The Girl with the Magic Wand
JULES HAND WAVING A MAGIC WAND…
Her mother, a professional photographer, took this photo of her daughter JULES when she was small.
This child loved to sing, dance, and make people happy.
This child was diagnosed with brain cancer as a teenager.
This teenager became my teen advocate for the Hammeras Group and spoke at my events.
This young adult, Jules Laurita, succumbed to her brain cancer 18 months after diagnosis.
This picture of a child's hand and a magic wand was chosen specifically for me by Jules because "I wave my magic wand and make people well."
No, I don't, Jules. But I love that you thought I could.
I have stared at this picture for two months, often paralyzed by it. I am a professional cancer advocate, and I have helped over 5000 patients in my career; many have passed away. I knew them all. I had a love for them all. I learned from them all. Jules was the one who crossed the boundary from professionalism to personal. I loved her, and I miss her deeply. Yet I am not sorry. Jules and I were supposed to meet in this life, and she was meant to be my forever teen advocate. She led me to this next journey in life and has opened the broader window to my cancer advocacy program.

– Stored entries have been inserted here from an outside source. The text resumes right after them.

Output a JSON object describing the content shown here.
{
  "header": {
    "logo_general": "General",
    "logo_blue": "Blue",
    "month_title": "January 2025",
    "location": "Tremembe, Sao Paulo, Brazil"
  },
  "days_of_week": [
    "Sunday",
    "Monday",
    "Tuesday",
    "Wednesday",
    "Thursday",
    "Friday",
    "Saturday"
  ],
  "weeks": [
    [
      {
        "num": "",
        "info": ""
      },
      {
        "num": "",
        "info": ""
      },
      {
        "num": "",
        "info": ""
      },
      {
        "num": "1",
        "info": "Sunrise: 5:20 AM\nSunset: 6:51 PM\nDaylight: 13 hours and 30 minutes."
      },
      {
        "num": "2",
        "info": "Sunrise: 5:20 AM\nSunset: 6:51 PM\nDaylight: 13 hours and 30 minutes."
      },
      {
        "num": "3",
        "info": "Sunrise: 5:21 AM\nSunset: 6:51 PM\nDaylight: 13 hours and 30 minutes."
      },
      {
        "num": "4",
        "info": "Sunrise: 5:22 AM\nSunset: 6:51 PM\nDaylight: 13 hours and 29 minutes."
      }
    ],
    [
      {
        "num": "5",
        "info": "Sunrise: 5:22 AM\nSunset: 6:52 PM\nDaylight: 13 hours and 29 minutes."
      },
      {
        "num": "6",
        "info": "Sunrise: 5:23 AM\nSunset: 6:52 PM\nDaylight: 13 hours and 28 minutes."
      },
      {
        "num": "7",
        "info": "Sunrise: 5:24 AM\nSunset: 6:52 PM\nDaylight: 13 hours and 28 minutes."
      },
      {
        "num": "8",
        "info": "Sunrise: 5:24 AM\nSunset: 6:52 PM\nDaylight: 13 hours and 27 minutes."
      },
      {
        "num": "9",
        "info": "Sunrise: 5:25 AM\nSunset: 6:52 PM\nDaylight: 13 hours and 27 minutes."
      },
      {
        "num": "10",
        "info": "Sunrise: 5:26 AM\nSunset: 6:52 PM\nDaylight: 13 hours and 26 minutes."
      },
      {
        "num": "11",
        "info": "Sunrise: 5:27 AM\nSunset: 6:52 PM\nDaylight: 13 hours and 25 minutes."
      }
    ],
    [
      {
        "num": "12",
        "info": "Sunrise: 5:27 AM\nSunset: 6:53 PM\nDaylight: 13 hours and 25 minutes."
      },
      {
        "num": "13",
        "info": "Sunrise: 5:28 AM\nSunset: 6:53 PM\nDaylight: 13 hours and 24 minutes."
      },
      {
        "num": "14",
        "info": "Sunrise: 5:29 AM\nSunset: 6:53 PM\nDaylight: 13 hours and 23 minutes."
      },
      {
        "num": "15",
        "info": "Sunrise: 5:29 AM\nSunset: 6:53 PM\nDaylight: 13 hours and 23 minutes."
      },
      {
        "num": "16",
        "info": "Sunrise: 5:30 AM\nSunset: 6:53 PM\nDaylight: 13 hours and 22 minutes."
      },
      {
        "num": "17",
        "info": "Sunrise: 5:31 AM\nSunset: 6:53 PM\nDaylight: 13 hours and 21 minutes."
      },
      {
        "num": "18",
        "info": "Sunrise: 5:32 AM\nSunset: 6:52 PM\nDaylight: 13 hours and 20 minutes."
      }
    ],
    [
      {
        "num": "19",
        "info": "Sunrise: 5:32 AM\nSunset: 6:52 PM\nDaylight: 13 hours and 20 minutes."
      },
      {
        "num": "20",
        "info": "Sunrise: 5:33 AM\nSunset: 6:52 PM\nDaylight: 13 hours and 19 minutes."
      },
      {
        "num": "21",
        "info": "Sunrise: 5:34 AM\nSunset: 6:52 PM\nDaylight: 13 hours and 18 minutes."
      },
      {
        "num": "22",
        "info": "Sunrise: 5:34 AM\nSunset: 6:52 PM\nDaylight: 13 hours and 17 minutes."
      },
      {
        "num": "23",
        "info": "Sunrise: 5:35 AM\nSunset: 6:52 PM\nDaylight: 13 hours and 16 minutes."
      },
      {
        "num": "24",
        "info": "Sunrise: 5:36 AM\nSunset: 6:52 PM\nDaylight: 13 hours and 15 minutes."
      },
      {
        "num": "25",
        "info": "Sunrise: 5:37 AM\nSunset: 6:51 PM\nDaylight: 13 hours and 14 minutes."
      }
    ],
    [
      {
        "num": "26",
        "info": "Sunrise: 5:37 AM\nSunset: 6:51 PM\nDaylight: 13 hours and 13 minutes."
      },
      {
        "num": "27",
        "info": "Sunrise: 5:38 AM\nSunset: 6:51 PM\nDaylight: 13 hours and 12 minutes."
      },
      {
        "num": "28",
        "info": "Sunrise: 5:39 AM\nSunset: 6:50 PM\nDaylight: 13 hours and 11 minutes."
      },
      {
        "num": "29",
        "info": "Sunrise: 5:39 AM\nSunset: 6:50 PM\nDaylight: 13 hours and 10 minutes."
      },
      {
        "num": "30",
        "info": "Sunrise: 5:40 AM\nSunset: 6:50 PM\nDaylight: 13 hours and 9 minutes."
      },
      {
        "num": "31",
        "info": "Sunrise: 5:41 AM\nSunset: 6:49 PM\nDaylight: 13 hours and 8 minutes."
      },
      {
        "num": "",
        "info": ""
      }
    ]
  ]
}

Changes must be made for cancer patients, and now I can look at this picture of Jules and her tiny hand with the magic wand and understand where we are headed and why: a national media project to educate the public and help families navigate their cancer journey. I have been working hard to find a solution for patients and families who cannot afford world-class care and who are unsure what resources are available to them. I believe this can be achieved with inter-hospital collaboration, and I am doing everything I can to make this happen.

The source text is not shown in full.